IMSC Hypothetical Render Model is a W3C Proposed Recommendation

 Today the Timed Text Working Group published IMSC Hypothetical Render Model as a W3C Proposed Recommendation. This specification specifies an Hypothetical Render Model (HRM) that constrains the presentation complexity of documents that conform to the Text Profiles specified in any edition of Internet Media Subtitles and Captions ([IMSC]).

The model is not intended as a specification of the processing requirements for implementations. For instance, while the model defines glyph cache for the purpose of modelling how the number of glyph drawing operations can be reduced, it neither requires the implementation of such a cache, nor models the sub-pixel glyph positioning and anti-aliased glyph rendering that can be used to produce text output. Furthermore, the model is not intended to constrain readability complexity.
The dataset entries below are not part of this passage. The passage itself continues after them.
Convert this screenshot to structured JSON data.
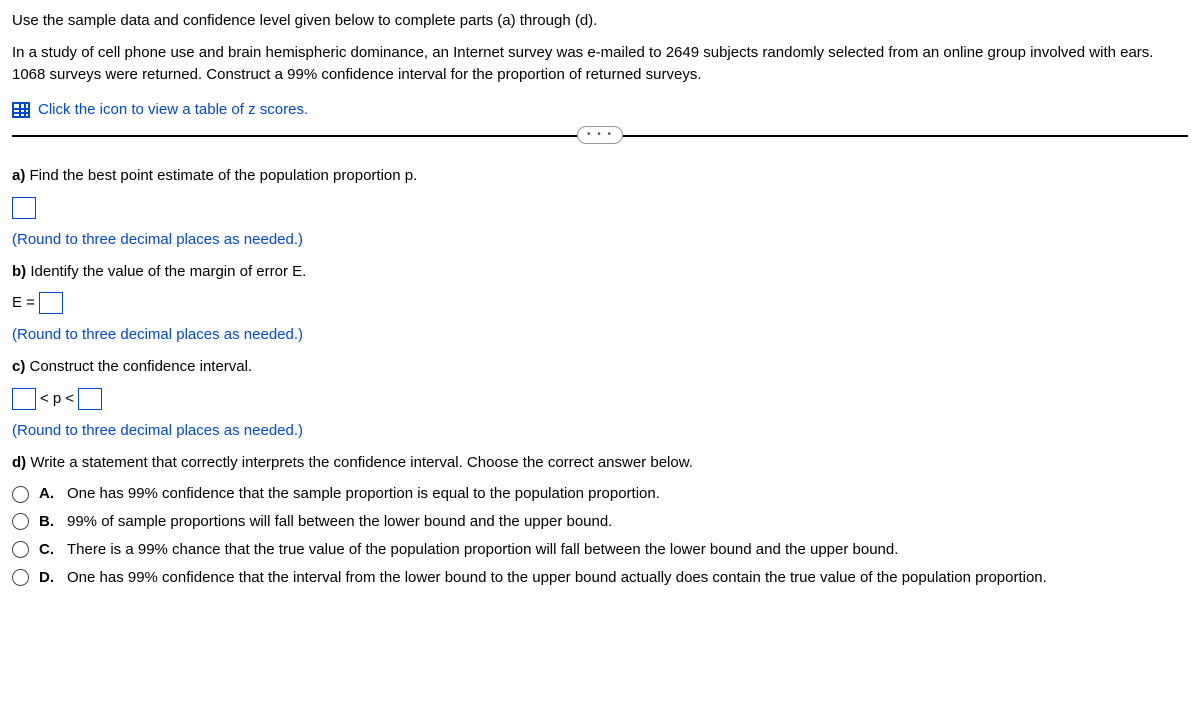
{
  "instruction": "Use the sample data and confidence level given below to complete parts (a) through (d).",
  "problem": "In a study of cell phone use and brain hemispheric dominance, an Internet survey was e-mailed to 2649 subjects randomly selected from an online group involved with ears. 1068 surveys were returned. Construct a 99% confidence interval for the proportion of returned surveys.",
  "z_link": "Click the icon to view a table of z scores.",
  "more": "• • •",
  "a": {
    "label": "a)",
    "text": " Find the best point estimate of the population proportion p.",
    "hint": "(Round to three decimal places as needed.)"
  },
  "b": {
    "label": "b)",
    "text": " Identify the value of the margin of error E.",
    "prefix": "E =",
    "hint": "(Round to three decimal places as needed.)"
  },
  "c": {
    "label": "c)",
    "text": " Construct the confidence interval.",
    "mid": "< p <",
    "hint": "(Round to three decimal places as needed.)"
  },
  "d": {
    "label": "d)",
    "text": " Write a statement that correctly interprets the confidence interval. Choose the correct answer below."
  },
  "choices": [
    {
      "letter": "A.",
      "text": "One has 99% confidence that the sample proportion is equal to the population proportion."
    },
    {
      "letter": "B.",
      "text": "99% of sample proportions will fall between the lower bound and the upper bound."
    },
    {
      "letter": "C.",
      "text": "There is a 99% chance that the true value of the population proportion will fall between the lower bound and the upper bound."
    },
    {
      "letter": "D.",
      "text": "One has 99% confidence that the interval from the lower bound to the upper bound actually does contain the true value of the population proportion."
    }
  ]
}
W3C Invites Implementations of DPub-ARIA 1.1 and DPub-AAM 1.1

The Accessible Rich Internet Applications Working Group invites implementations of the following Candidate Recommendation Snapshots:

  • Digital Publishing WAI-ARIA Module 1.1: Enabling users of assistive technologies to find their way through web content requires embedding semantic metadata about web document structural divisions. This is particularly important for structural divisions of long-form documents and goes along with embedding semantic metadata about web-application widgets and behaviors for assistive technologies. This specification defines a set of WAI-ARIA roles specific to helping users of assistive technologies navigate through such long-form documents.
  • Digital Publishing Accessibility API Mappings 1.1 defines how user agents map the Digital Publishing WAI-ARIA Module [dpub-aria-1.1] markup to platform accessibility APIs. It is intended for user agent developers responsible for accessibility in their user agent so that they can support the accessibility content produced for digital publishing.

Comments are welcome via GitHub issues by 27 April 2024.